Now the bit which makes it worthy of a post on here. Cars driven by boaters are even more likely to suffer rear brake issues if they dip the rear wheels in water (especially the sea) when launching and recovering boats.

Have the car looked at properly. It sounds like a new calliper is required if the brake nipple rubber cover has melted. It also sounds like a new hub bearing is required. The discs and pads can be assessed visually. If they need changing then do so as a pair on your rear axel (I know you haven't actually got a rear axel but figuratively speaking).

Finally change the brake fluid. It should be changed anyway every 2-4 years. Brake fluid is hydroscopic ie it attracts and soaks up water which has a lower boiling point than the brake fluid. This encourages air production and brake fade.

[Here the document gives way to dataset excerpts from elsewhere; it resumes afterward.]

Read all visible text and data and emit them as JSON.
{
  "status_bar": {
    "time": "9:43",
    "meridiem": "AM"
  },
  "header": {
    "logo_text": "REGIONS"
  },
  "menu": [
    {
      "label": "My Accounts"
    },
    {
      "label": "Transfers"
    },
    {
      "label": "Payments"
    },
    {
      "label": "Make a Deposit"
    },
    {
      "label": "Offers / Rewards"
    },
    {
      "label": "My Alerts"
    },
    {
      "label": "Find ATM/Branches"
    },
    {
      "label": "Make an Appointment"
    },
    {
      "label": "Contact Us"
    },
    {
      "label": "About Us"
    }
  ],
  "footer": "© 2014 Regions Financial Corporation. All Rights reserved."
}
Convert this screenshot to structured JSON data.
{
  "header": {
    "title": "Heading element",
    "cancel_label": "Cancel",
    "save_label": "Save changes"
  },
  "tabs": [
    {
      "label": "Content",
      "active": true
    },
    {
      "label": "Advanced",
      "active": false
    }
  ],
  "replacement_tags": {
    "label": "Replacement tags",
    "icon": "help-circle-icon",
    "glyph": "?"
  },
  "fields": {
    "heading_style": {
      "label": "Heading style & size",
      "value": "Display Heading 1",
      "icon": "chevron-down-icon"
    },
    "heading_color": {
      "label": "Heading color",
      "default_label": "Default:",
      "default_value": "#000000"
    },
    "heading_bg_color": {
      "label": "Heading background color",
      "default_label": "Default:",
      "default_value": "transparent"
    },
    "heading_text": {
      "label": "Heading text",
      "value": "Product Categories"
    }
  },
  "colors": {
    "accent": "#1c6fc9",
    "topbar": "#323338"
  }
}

There have been a few posts along the lines of, "all it needs is a quick this or that, back in the day we used to get brake fade all the time and it was fine." If you hit my daughter in your car as she crossed the road because your brakes had been knowingly poorly maintained and when you stood on them the pedal went to the floor I would beat your head with my fists until it looked like spaghetti bolognase. I don't give a rat's arse if you choose to drive round in a death trap risking your life. The problem is you need to think of all the other people out there. Not just motorists.

Sorry if the last bit sounds a bit harsh or patronising but the brake components on your car aren't expensive. There is no need to take the risk.